# Geese acting strange



## suzyhomemaker09 (Sep 24, 2004)

What's with all the geese today?
Went outside to walk my daughters to the bus stop...heard them as soon as I opened the door. Thousands ( I kid you not ) of geese wheeling around and flying in circles up in the sky....You could see flocks flying together from different directions..they just seems to meet hover for a moment and then move in a slightly different direction.....It's been over an hour now and it's still a cacophony when you open the door.... It's like a Hitchcock film here.


----------



## Alice In TX/MO (May 10, 2002)

It's time to finish the flight south, and they are getting organized. They will be here in South Texas tomorrow.


----------



## Queen Bee (Apr 7, 2004)

Maybe your are going to have a big storm! No huge number of geese here but we do have tons of songbirds,crows and dove. When our weather is going to really change , they seem to act crazy. Sweeping (flying in huge numbers in circles really close to the ground), soaring around the sky in large circles -they seem to fly thru each flock and the noise is so loud it will hurt my ears... 
Please come back and tell us if you find out why it is happening..


----------



## soulsurvivor (Jul 4, 2004)

This is video from the Spring of '09 of Squaw Creek in Mound City MO. The Canadian snow geese use this area as their winter home.

[YOUTUBE]nNQPidYyk0Q[/YOUTUBE]
[ame]http://www.youtube.com/watch?v=nNQPidYyk0Q[/ame]


----------



## OkieDavid (Jan 15, 2007)

Yep, taking advantage of the first "real" storm to blow through. Why spend all that energy gaining a few feet/wing flap when you can get yards/wing flap.....


----------



## sunflower-n-ks (Aug 7, 2006)

Many years ago, I lived close to a national preserve where those huge flocks of geese would settle into and stay. They could be seen thick in fields, etc. Then the magical day came and they all took off for their journey. They were a little above tree top high as they were taking off in swarm after swarm right over my house. The sky was dark with them. My DS, who was about 10 at the time, was whooping and yelling, jumping all over the place. What a sight!!!!!
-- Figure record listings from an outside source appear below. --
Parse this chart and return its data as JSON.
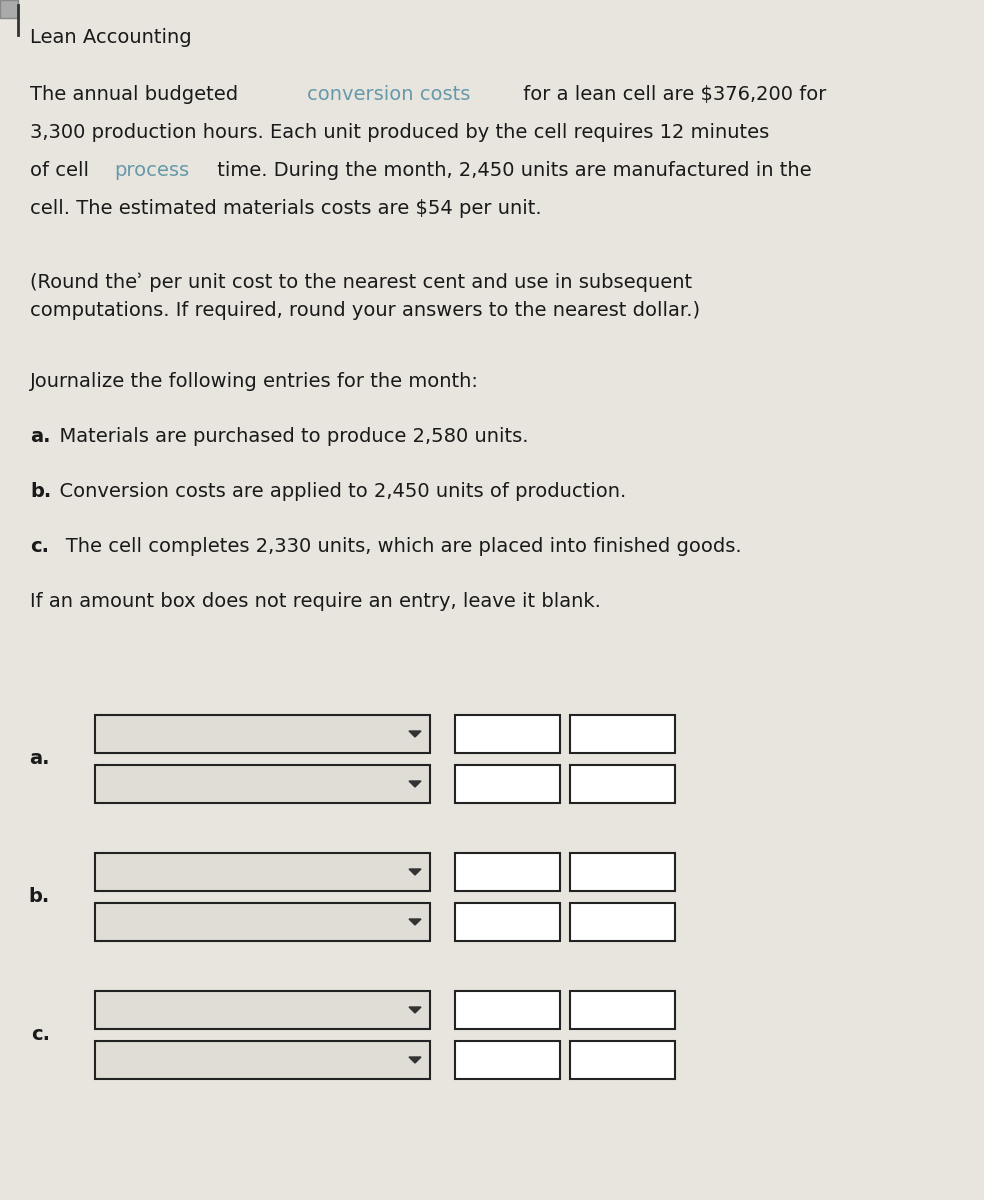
{
  "background_color": "#e8e5de",
  "content_bg": "#f0ede8",
  "title": "Lean Accounting",
  "body_fontsize": 14,
  "title_fontsize": 14,
  "box_fill": "#f5f3ef",
  "box_fill_white": "#ffffff",
  "box_edge": "#222222",
  "dropdown_fill": "#e0ddd6",
  "label_a": "a.",
  "label_b": "b.",
  "label_c": "c.",
  "lines_p1": [
    [
      [
        "The annual budgeted ",
        "#1a1a1a",
        false
      ],
      [
        "conversion costs",
        "#6699aa",
        false
      ],
      [
        " for a lean cell are $376,200 for",
        "#1a1a1a",
        false
      ]
    ],
    [
      [
        "3,300 production hours. Each unit produced by the cell requires 12 minutes",
        "#1a1a1a",
        false
      ]
    ],
    [
      [
        "of cell ",
        "#1a1a1a",
        false
      ],
      [
        "process",
        "#6699aa",
        false
      ],
      [
        " time. During the month, 2,450 units are manufactured in the",
        "#1a1a1a",
        false
      ]
    ],
    [
      [
        "cell. The estimated materials costs are $54 per unit.",
        "#1a1a1a",
        false
      ]
    ]
  ],
  "paragraph2": "(Round theʾ per unit cost to the nearest cent and use in subsequent\ncomputations. If required, round your answers to the nearest dollar.)",
  "paragraph3": "Journalize the following entries for the month:",
  "item_a_bold": "a.",
  "item_a_text": "  Materials are purchased to produce 2,580 units.",
  "item_b_bold": "b.",
  "item_b_text": "  Conversion costs are applied to 2,450 units of production.",
  "item_c_bold": "c.",
  "item_c_text": "   The cell completes 2,330 units, which are placed into finished goods.",
  "note": "If an amount box does not require an entry, leave it blank."
}
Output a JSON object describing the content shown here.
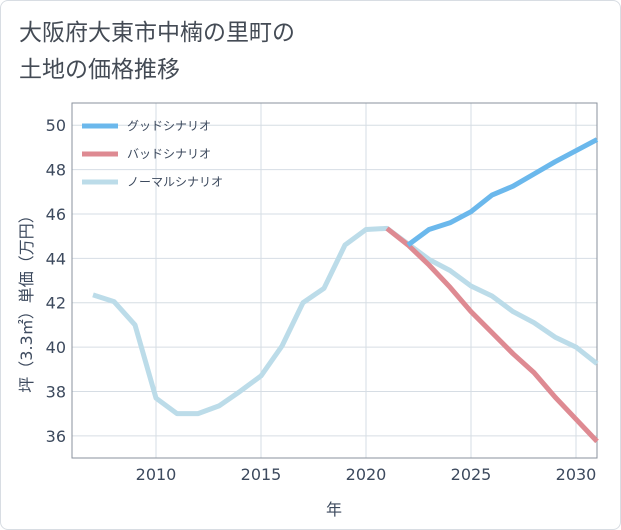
{
  "title": "大阪府大東市中楠の里町の\n土地の価格推移",
  "chart_data": {
    "type": "line",
    "title": "大阪府大東市中楠の里町の\n土地の価格推移",
    "xlabel": "年",
    "ylabel": "坪（3.3㎡）単価（万円）",
    "xlim": [
      2006,
      2031
    ],
    "ylim": [
      35,
      51
    ],
    "xticks": [
      2010,
      2015,
      2020,
      2025,
      2030
    ],
    "yticks": [
      36,
      38,
      40,
      42,
      44,
      46,
      48,
      50
    ],
    "grid": true,
    "legend_position": "top-left",
    "series": [
      {
        "name": "グッドシナリオ",
        "color": "#6bb8ec",
        "x": [
          2022,
          2023,
          2024,
          2025,
          2026,
          2027,
          2028,
          2029,
          2030,
          2031
        ],
        "y": [
          44.6,
          45.3,
          45.6,
          46.1,
          46.85,
          47.25,
          47.8,
          48.35,
          48.85,
          49.35
        ]
      },
      {
        "name": "バッドシナリオ",
        "color": "#de8a92",
        "x": [
          2021,
          2022,
          2023,
          2024,
          2025,
          2026,
          2027,
          2028,
          2029,
          2030,
          2031
        ],
        "y": [
          45.35,
          44.6,
          43.7,
          42.7,
          41.6,
          40.65,
          39.7,
          38.85,
          37.75,
          36.75,
          35.75
        ]
      },
      {
        "name": "ノーマルシナリオ",
        "color": "#bcdce9",
        "x": [
          2007,
          2008,
          2009,
          2010,
          2011,
          2012,
          2013,
          2014,
          2015,
          2016,
          2017,
          2018,
          2019,
          2020,
          2021,
          2022,
          2023,
          2024,
          2025,
          2026,
          2027,
          2028,
          2029,
          2030,
          2031
        ],
        "y": [
          42.35,
          42.05,
          41.0,
          37.7,
          37.0,
          37.0,
          37.35,
          38.0,
          38.7,
          40.05,
          42.0,
          42.65,
          44.6,
          45.3,
          45.35,
          44.65,
          43.95,
          43.45,
          42.75,
          42.3,
          41.6,
          41.1,
          40.45,
          40.0,
          39.25
        ]
      }
    ]
  }
}
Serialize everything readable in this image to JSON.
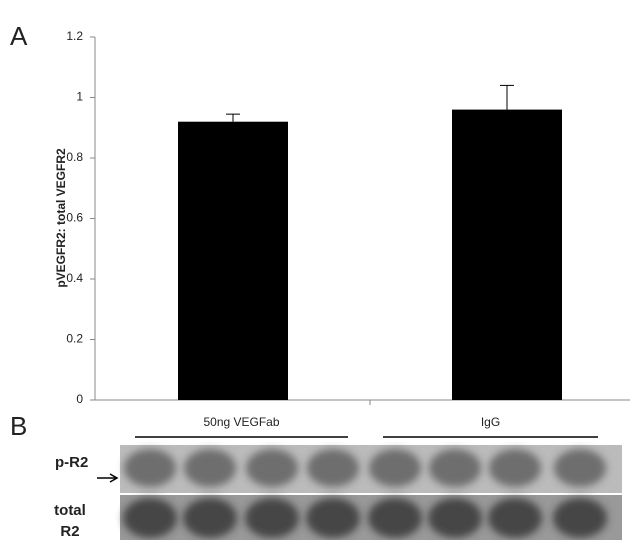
{
  "panel_labels": [
    "A",
    "B"
  ],
  "chart_data": {
    "type": "bar",
    "y_label": "pVEGFR2: total VEGFR2",
    "categories": [
      "50ng VEGFab",
      "IgG"
    ],
    "values": [
      0.92,
      0.96
    ],
    "errors": [
      0.025,
      0.08
    ],
    "color": "#000000",
    "ylim": [
      0,
      1.2
    ],
    "yticks": [
      0,
      0.2,
      0.4,
      0.6,
      0.8,
      1,
      1.2
    ]
  },
  "blot": {
    "rows": [
      [
        "p-R2"
      ],
      [
        "total",
        "R2"
      ]
    ]
  }
}
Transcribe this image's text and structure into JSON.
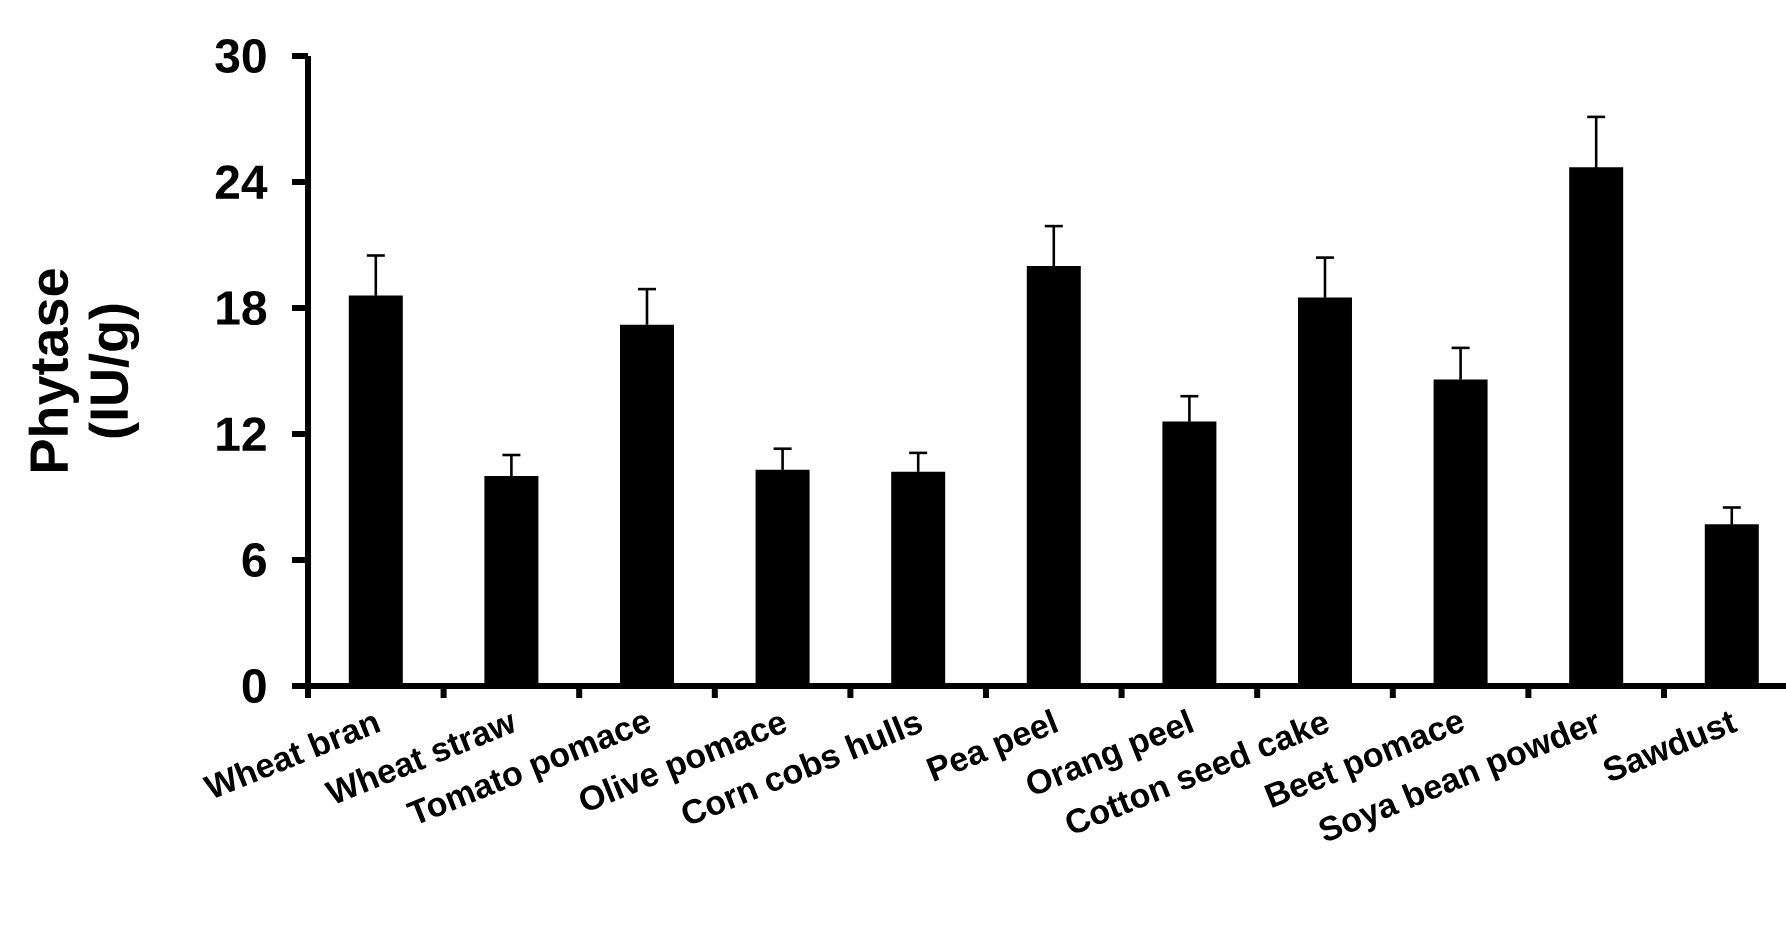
{
  "chart_data": {
    "type": "bar",
    "ylabel": "Phytase (IU/g)",
    "categories": [
      "Wheat bran",
      "Wheat straw",
      "Tomato pomace",
      "Olive pomace",
      "Corn cobs hulls",
      "Pea peel",
      "Orang peel",
      "Cotton seed cake",
      "Beet pomace",
      "Soya bean powder",
      "Sawdust"
    ],
    "values": [
      18.6,
      10.0,
      17.2,
      10.3,
      10.2,
      20.0,
      12.6,
      18.5,
      14.6,
      24.7,
      7.7
    ],
    "errors": [
      1.9,
      1.0,
      1.7,
      1.0,
      0.9,
      1.9,
      1.2,
      1.9,
      1.5,
      2.4,
      0.8
    ],
    "color": "#000000",
    "ylim": [
      0,
      30
    ],
    "yticks": [
      0,
      6,
      12,
      18,
      24,
      30
    ]
  }
}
A couple of years ago, a migrating flock settled onto the field across the road for a couple of hours. It was interesting to watch them form into their individual flocks. They seemed to be waiting for "something". Stragglers? Scouts? But then they all took off, but in different directions and they could be heard from the directions of different ponds in the area, discussing whatever, long into the night. Within a day or so they were all on their way again. Just a rest stop at the local ponds.


----------